DETROIT—Freudenberg S.E. is growing again.
The Germany-based conglomerate reported sales growth for the sixth straight year, according to CEO Moshen Sohi. Freudenberg reported record revenue and record profitability in 2016. He added that some market segments had difficult conditions, mainly oil and gas, along with the South American region facing economic challenges.
The executive and other members of the group's management team disclosed the privately-held firm's financial results during a media event in Detroit on April 13.
“Freudenberg had a very good year in 2015,” Sohi said. “It was a year of development, change and brand repositioning for Freudenberg, and it was a successful story altogether. When you put it in the context of the difficult economic situations, it makes it rather more impressive than otherwise.”
Sales increased 7.6 percent to $8.36 billion in 2015, which represents a 34 percent increase during the last five years, when sales were reported at $6.22 billion in 2010. North American accounted for $2.3 billion of that figure, up $100 million compared to 2014. Sohi said most Freudenberg business groups in the region saw growth in sales.
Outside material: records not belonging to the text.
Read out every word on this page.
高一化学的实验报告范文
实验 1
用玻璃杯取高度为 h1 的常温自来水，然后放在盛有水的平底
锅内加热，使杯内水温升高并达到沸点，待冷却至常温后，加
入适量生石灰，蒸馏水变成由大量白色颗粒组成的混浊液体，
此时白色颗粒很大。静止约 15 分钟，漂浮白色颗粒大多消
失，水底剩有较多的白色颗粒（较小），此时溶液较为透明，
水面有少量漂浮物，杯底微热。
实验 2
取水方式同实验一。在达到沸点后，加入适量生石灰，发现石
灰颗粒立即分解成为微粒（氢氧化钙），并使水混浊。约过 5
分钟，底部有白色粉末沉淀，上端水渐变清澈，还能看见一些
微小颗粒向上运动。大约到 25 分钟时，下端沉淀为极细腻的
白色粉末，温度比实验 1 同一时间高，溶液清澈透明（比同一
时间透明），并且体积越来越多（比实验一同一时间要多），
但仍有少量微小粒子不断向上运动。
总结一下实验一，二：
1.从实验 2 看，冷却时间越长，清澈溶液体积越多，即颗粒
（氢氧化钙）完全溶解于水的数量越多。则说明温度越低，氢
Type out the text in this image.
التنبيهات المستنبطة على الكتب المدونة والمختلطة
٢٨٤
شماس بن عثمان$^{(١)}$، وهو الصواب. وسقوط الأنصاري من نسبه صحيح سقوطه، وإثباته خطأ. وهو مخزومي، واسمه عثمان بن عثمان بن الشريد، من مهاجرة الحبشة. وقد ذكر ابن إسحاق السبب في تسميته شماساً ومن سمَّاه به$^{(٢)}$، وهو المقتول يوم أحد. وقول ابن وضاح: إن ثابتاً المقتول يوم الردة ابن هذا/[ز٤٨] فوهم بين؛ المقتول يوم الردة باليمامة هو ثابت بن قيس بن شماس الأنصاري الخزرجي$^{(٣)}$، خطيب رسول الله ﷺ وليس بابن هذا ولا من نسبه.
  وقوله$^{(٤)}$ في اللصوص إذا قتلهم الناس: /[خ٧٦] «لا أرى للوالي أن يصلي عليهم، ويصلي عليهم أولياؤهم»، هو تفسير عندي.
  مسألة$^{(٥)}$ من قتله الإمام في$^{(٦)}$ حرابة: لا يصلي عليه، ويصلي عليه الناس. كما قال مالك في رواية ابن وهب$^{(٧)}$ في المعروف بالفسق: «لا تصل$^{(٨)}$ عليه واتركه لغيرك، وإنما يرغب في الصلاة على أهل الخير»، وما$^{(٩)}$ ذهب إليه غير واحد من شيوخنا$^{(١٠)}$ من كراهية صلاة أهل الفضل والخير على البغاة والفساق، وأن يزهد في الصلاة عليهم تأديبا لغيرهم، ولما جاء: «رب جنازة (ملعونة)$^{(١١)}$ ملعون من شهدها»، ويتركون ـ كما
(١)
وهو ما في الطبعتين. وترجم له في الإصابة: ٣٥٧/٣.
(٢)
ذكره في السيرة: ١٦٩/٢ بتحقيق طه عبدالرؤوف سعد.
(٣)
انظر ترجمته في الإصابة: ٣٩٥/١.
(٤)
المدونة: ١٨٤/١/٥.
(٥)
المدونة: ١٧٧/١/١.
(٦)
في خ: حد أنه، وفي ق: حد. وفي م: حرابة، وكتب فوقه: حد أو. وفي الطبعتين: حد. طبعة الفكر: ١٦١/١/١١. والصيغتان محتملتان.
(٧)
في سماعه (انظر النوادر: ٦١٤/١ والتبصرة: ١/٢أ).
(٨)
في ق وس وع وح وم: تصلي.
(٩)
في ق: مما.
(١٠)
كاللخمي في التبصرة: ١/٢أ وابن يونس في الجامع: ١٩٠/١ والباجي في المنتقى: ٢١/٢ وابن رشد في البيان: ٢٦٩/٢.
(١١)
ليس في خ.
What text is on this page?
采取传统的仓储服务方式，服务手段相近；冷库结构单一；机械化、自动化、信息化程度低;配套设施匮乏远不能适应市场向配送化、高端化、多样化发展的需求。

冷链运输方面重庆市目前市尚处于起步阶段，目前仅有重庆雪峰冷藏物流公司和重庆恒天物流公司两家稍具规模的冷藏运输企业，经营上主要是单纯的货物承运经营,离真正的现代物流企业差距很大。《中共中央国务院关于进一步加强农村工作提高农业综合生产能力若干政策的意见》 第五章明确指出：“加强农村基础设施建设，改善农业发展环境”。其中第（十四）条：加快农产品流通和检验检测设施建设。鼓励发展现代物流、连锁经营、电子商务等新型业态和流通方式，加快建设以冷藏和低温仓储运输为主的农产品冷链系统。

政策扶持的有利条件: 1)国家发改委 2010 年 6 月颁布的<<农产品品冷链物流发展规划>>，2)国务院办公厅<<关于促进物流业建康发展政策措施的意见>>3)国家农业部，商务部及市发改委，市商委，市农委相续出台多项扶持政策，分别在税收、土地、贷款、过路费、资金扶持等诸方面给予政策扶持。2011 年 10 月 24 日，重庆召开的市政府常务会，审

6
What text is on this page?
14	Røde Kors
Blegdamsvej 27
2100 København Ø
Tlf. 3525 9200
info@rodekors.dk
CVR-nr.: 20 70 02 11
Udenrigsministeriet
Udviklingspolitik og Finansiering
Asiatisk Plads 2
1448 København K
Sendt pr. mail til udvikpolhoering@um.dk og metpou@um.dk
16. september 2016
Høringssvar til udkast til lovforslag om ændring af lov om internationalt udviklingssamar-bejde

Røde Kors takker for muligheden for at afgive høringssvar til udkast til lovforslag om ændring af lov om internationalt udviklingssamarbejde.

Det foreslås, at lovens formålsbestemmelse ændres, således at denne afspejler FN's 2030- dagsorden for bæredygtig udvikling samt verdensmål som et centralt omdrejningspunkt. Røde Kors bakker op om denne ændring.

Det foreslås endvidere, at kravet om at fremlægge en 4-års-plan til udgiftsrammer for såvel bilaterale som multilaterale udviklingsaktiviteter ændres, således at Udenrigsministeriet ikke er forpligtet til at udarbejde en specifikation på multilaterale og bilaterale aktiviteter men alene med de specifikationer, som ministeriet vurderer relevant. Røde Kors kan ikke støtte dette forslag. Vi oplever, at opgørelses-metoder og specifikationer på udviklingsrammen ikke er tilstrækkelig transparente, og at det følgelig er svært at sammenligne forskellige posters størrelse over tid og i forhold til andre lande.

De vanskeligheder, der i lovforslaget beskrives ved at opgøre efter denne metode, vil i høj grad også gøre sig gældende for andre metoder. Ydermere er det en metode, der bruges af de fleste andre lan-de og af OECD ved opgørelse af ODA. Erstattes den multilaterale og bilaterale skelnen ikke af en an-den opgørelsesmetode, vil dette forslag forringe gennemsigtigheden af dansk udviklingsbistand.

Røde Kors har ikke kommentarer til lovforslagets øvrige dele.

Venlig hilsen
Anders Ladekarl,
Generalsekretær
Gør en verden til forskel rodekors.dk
“Sales in North America contributed 26 percent of global Freudenberg Group turnover in 2015,” Sohi said. “With continued investment in sustainably growing our existing businesses in Canada, the U.S. and Mexico and through strategic acquisitions, we are inching toward Freudenberg's established goal of generating one-third of sales in the Americas.”
Employment also increased to 40,474 worldwide, including an additional 190 employees for the firm's research and development activity, bringing Freud-enberg's R&D total to 2,772.
“We have made a concerted effort in the last few years to make ourselves even more innovative and to make even more of an investment in research and development,” Sohi said. “Every year for the last few years, we have increased our spending on R&D and strengthened the team we have in research and development across the globe.”